Possibilities of new discoveries
The most promising area that I think could be developed is the east. There are many sinkholes along the mountain to the east of the entrance and Crowell Domes is the easternmost part of the cave with the exception of Labyrinth and Screech Owl Cave. There’s a possible Echo Room track that I’d like to push someday, but it would require some rock removal. There is also a large sink on the top of the mountain to the east of Pettyjohn that I think the water has been traced to the sinkhole under the entrance room in Pettyjohn.
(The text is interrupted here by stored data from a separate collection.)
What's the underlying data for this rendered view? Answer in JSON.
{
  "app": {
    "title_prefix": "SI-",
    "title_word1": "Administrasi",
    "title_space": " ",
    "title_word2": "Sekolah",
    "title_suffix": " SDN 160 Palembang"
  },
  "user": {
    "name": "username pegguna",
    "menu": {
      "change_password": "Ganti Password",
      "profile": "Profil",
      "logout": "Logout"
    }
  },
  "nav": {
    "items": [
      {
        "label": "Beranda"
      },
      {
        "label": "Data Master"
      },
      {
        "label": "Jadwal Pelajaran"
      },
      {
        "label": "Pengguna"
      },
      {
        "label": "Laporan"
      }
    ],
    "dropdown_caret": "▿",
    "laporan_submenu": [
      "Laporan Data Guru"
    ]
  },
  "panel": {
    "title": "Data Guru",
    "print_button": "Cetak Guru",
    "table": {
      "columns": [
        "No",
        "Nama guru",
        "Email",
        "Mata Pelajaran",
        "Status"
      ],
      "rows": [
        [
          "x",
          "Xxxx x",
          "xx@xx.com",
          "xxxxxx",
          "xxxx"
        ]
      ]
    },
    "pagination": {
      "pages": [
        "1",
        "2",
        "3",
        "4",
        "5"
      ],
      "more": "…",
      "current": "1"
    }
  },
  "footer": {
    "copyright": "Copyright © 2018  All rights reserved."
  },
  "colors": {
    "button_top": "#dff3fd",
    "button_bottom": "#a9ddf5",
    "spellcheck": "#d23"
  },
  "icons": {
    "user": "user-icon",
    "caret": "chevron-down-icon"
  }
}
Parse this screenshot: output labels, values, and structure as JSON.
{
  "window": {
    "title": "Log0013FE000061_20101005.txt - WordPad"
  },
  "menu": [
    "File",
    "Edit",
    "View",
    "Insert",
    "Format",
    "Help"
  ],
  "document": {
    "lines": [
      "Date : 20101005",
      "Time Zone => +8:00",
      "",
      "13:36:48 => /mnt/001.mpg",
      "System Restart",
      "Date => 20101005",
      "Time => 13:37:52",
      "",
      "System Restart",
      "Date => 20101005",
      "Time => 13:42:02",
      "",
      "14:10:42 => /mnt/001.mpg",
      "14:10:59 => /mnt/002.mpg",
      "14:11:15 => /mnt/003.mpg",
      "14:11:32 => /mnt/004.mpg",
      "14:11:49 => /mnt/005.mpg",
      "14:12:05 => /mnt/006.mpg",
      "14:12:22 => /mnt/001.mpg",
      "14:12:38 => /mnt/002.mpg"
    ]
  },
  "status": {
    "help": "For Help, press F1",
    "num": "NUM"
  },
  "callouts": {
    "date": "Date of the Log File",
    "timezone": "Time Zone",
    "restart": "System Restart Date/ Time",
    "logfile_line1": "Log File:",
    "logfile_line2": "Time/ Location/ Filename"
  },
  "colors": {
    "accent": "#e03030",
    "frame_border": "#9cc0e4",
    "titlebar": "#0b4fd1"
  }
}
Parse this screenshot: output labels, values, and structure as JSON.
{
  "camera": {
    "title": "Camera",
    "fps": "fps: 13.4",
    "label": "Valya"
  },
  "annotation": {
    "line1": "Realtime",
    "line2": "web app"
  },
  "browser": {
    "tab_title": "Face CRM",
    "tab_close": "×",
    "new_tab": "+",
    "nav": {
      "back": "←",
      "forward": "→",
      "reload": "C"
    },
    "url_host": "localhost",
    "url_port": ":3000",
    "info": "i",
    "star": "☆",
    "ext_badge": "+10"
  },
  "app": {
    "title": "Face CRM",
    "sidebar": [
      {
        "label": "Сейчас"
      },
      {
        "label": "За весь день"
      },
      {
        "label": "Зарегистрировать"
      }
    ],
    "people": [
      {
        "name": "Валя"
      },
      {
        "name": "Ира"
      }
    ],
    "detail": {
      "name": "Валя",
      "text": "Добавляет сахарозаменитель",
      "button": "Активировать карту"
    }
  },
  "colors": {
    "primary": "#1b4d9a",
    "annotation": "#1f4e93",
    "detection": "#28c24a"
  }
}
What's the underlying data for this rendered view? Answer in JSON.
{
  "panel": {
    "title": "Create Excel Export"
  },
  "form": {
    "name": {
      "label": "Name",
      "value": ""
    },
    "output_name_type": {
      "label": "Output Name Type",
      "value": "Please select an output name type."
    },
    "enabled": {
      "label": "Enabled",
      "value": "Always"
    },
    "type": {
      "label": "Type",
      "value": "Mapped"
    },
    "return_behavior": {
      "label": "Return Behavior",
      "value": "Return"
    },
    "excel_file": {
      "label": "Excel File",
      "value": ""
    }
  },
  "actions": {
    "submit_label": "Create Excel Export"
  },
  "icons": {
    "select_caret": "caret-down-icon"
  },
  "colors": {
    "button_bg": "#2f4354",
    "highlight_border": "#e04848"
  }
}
Pettyjohn provides drainage for most of this side of Pigeon Mountain all the way to Ellison Cave, which drains the north end of the mountain. Recent discoveries have been made at Schreiber’s Extension, the Discovery Room, and the Anamatosis Room. I have plotted 36,117 feet of level survey, nearly seven miles (6,935 miles), and a total survey length of 7,127 miles.
Pettyjohn Cave is known for its mud. There are some places where you will lose your shoes on sticky stuff. Cruise down paths where you just slide in the mud with two knee grooves from all the traffic. I have seen the lower level flood with water backing up from the creek canyon pass, which is narrow and can restrict water flow. Always check the weather forecast before going to the main waterfall. You can read about cavers getting lost in the waterfall area for days and exploring parts of the cave by clicking on the pictures inside the cave by visiting my website. I also have other links to stories about Pettyjohn on the front page.